De telles politiques – mobilisant les confédérations d'agriculteurs, les organisations fondées sur l'identité raciale ou ethnique et les groupes féministes, en tant que substituts de la classe ouvrière – sont de toute évidence insuffisantes pour faire face à la pandémie. Pourquoi les travailleurs devraient-ils mendier des dons caritatifs de nourriture «alternative», alors que c'est la classe ouvrière qui transporte, conditionne et distribue les aliments dans la chaîne alimentaire industrielle prédominante? Comment mettre fin à la campagne d'austérité de la bourgeoisie et à son impact dévastateur sur les systèmes publics de santé dans le monde uniquement par des mouvements locaux de groupes paysans, autochtones et de femmes? Et pourquoi la population devrait-elle se satisfaire de masques en tissu faits à la main, alors que des masques plus sûrs et plus efficaces et d'autres équipements de protection peuvent être fabriqués plus efficacement dans les usines?

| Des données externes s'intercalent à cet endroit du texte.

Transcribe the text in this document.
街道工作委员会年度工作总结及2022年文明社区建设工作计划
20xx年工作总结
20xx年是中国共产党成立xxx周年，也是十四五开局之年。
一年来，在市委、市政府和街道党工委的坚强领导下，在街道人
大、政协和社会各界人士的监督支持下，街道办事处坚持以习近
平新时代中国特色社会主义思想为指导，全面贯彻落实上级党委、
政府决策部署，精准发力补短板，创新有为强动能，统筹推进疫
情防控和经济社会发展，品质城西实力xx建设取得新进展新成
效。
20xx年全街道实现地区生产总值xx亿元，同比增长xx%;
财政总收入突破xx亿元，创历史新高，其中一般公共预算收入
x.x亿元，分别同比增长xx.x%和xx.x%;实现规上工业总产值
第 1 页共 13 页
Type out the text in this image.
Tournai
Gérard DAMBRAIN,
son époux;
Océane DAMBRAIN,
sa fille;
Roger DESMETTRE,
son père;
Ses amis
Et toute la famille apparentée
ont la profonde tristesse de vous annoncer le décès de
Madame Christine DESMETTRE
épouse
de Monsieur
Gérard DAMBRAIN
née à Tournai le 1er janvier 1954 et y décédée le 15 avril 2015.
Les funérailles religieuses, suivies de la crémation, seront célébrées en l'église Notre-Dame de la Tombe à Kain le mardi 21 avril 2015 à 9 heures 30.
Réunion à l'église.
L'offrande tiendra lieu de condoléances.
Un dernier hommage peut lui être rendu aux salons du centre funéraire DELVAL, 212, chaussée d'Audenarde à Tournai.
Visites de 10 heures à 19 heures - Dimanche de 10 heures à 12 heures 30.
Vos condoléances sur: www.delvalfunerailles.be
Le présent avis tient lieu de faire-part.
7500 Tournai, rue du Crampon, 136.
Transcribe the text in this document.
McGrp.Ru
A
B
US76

Si les opérateurs politiques qui dirigent le BEQI parlaient honnêtement, ils répondraient: la population devrait accepter les masques faits à la main afin que les usines puissent être laissées sous le contrôle des banques et de la classe dirigeante, et que les dividendes puissent continuer à affluer dans nos portefeuilles. Si cela coûte des millions de vies, ajouteraient-ils, qu'il en soit ainsi.

La menace de la pandémie pour des milliards de vies révèle le conflit irréconciliable entre les intérêts des travailleurs et ceux représentés par la pseudo-gauche petite-bourgeoise. C’est ce conflit qui sous-tend la défense principielle, depuis des décennies par le Comité international de la Quatrième Internationale (CIQI), des traditions de la révolution d'Octobre et du trotskysme contre les organisations comme le BEQI. La question décisive à laquelle est confrontée la classe ouvrière internationale, alors qu'elle entre en lutte, est de garantir son indépendance politique vis-à-vis de ces couches de la classe moyenne. En voyant les travailleurs construire des comités d’action de sécurité et d'autres organisations de lutte en dehors de l'emprise des bureaucraties syndicales, elles chercheront à intervenir. Mais ce sera avec l’objectif de diviser le mouvement et de l’attacher au système capitaliste de l'État-nation. L'alternative révolutionnaire pour les travailleurs cherchant à défendre leurs vies, leurs conditions de vie et leurs organisations de lutte est la défense par le CIQI de l'internationalisme marxiste contre la pseudo-gauche.